Centrale Raad van Beroep
In deze zaak heeft de Centrale Raad van Beroep op 3 mei 2018 uitspraak gedaan in hoger beroep over de rechtmatigheid van de beëindiging van het recht op ziekengeld voor appellante, die zich op 24 mei 2013 ziek had gemeld. Appellante, die laatstelijk werkzaam was als docente, had bezwaar gemaakt tegen een besluit van het Uwv dat haar ziekengeld per 30 juli 2015 zou beëindigen, omdat zij meer dan 65% van haar maatmaninkomen zou kunnen verdienen. De rechtbank Midden-Nederland had het beroep van appellante tegen dit besluit ongegrond verklaard.
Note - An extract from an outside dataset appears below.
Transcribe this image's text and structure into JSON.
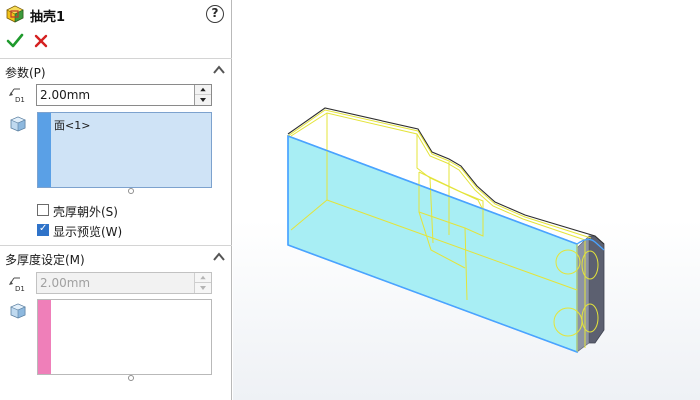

De Raad heeft in zijn beoordeling gekeken naar de medische oordelen van het Uwv en de aanpassing van de Functionele Mogelijkhedenlijst (FML) door een verzekeringsarts bezwaar en beroep. De Raad concludeert dat het Uwv voldoende gemotiveerd heeft dat de functies die aan appellante zijn voorgehouden, medisch geschikt zijn. Appellante heeft in hoger beroep geen nieuwe medische informatie overgelegd die haar standpunt ondersteunt. De Raad volgt de rechtbank in haar oordeel dat er geen aanleiding is om het medisch oordeel van het Uwv onjuist te achten.
De Raad heeft ook de argumenten van appellante over de functie van schadecorrespondent beoordeeld. Appellante betoogde dat deze functie niet passend is vanwege deadlines en productiepieken. De Raad oordeelt dat het Uwv overtuigend heeft aangetoond dat de functie van schadecorrespondent in dit geval geen onredelijke belasting met zich meebrengt. De Raad bevestigt de uitspraak van de rechtbank en verklaart het hoger beroep van appellante ongegrond.